Benjamin Péret

L'Écriture automatique, (vers 1929)

 

L’ÉCRITURE AUTOMATIQUE

Qui donc parmi les lecteurs de ce journal n’a pas été frappé par l’étrange poésie qui se dégage de ses rêves ! Qui n’a pas vécu pendant son sommeil une ou plusieurs vies trépidantes, tourmentées, autrement plus réelles et plus prenantes que la misérable vie quotidienne ? Avant de dormir et de rêver n’avez-vous pas été étonnés, alors que vous étiez plongés dans une sorte de somnolence, des idées, des images, des phrases qui vous venaient à l’esprit et vous révélaient à vous-mêmes des préoccupations qu’à l’état de veille vous ne vous connaissiez point ? Vous avez pu en outre constater que le même phénomène se produit aussitôt que vous laissez votre esprit errer à l’aventure. C’est que là la conscience est abolie ou presque. La raison est rentrée dans sa niche et ronge son os éternel.

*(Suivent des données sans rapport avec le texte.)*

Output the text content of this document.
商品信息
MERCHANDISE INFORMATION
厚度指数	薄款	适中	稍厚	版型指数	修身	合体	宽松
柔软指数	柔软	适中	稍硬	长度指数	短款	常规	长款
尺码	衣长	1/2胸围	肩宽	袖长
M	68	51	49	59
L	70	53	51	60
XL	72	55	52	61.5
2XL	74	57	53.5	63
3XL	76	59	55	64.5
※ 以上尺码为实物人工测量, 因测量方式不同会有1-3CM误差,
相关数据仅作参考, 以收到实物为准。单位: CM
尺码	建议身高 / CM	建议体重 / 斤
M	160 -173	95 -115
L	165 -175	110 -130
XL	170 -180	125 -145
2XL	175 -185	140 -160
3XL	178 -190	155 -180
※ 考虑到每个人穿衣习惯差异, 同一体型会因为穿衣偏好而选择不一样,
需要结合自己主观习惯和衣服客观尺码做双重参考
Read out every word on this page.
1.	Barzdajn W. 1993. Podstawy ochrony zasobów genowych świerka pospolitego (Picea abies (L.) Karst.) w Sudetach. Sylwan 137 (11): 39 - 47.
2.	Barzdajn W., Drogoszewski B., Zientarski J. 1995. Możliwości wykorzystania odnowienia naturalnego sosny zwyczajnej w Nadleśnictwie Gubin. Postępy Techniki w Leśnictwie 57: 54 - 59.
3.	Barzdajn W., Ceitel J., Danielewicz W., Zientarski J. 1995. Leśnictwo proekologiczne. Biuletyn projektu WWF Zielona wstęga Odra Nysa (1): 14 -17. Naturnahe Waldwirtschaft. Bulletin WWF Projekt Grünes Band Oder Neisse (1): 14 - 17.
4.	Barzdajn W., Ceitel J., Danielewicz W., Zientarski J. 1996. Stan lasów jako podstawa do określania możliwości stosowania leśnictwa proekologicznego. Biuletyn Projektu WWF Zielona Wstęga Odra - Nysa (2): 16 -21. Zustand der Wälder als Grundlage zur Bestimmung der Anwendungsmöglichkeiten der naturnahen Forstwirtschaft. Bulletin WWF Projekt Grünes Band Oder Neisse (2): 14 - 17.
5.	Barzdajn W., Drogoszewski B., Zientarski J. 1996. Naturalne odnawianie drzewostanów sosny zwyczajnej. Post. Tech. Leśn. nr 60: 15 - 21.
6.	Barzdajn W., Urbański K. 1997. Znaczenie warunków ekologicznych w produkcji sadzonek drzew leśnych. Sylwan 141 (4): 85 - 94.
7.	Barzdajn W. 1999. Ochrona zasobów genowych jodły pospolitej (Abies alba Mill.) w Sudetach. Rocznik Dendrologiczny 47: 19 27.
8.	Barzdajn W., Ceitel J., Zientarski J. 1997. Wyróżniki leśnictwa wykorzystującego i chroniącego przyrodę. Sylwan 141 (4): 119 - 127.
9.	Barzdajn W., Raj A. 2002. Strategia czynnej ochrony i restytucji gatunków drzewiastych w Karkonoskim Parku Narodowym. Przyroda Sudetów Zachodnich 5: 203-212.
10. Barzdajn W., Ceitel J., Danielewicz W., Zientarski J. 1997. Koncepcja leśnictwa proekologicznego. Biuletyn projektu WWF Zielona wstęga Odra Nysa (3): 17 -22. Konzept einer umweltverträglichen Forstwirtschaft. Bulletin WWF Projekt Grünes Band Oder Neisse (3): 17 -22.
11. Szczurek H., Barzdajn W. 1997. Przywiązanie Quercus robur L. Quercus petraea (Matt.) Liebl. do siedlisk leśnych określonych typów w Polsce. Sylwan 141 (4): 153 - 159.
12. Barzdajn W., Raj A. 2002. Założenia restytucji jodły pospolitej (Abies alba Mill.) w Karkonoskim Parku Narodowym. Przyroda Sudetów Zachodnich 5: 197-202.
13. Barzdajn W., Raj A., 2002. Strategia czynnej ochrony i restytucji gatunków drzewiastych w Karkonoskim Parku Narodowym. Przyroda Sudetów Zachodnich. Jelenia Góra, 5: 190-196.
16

Il suffit donc de chasser cette chienne de raison et d’écrire sans s’arrêter, sans tenir compte de la bousculade des idées. Plus n’est besoin de savoir ce qu’est un alexandrin ou une litote. Prenez une main, du papier, de l’encre et un porte-plume avec une plume neuve et installez-vous confortablement à votre table. Maintenant oubliez toutes vos préoccupations, oubliez que vous êtes marié, que votre enfant a la coqueluche, oubliez que vous êtes catholique, que vous êtes commerçant et que la faillite vous guette, oubliez que vous êtes sénateur, que vous êtes disciple d’Auguste Comte ou de Schopenhauer, oubliez l’antiquité, la littérature de tous les pays et de tous les temps. Vous ne voulez plus savoir ce qui est logique et ce qui ne l’est pas, vous ne voulez plus rien savoir que ce qu’on va vous dire. Écrivez le plus vite possible pour ne rien perdre des confidences qui vous sont faites sur vous-même et surtout ne vous relisez pas. Vous remarquerez bientôt qu’au fur et à mesure que vous écrivez, les phrases viennent plus rapides, plus fortes, plus vivantes. Et si par hasard vous vous trouvez subitement arrêtés, n’hésitez pas, forcez la porte de l’inconscient et écrivez la première lettre de l’alphabet par exemple. La lettre A en vaut une autre. Le fil d’Ariane reviendra de lui-même. Ceci dit, je commence.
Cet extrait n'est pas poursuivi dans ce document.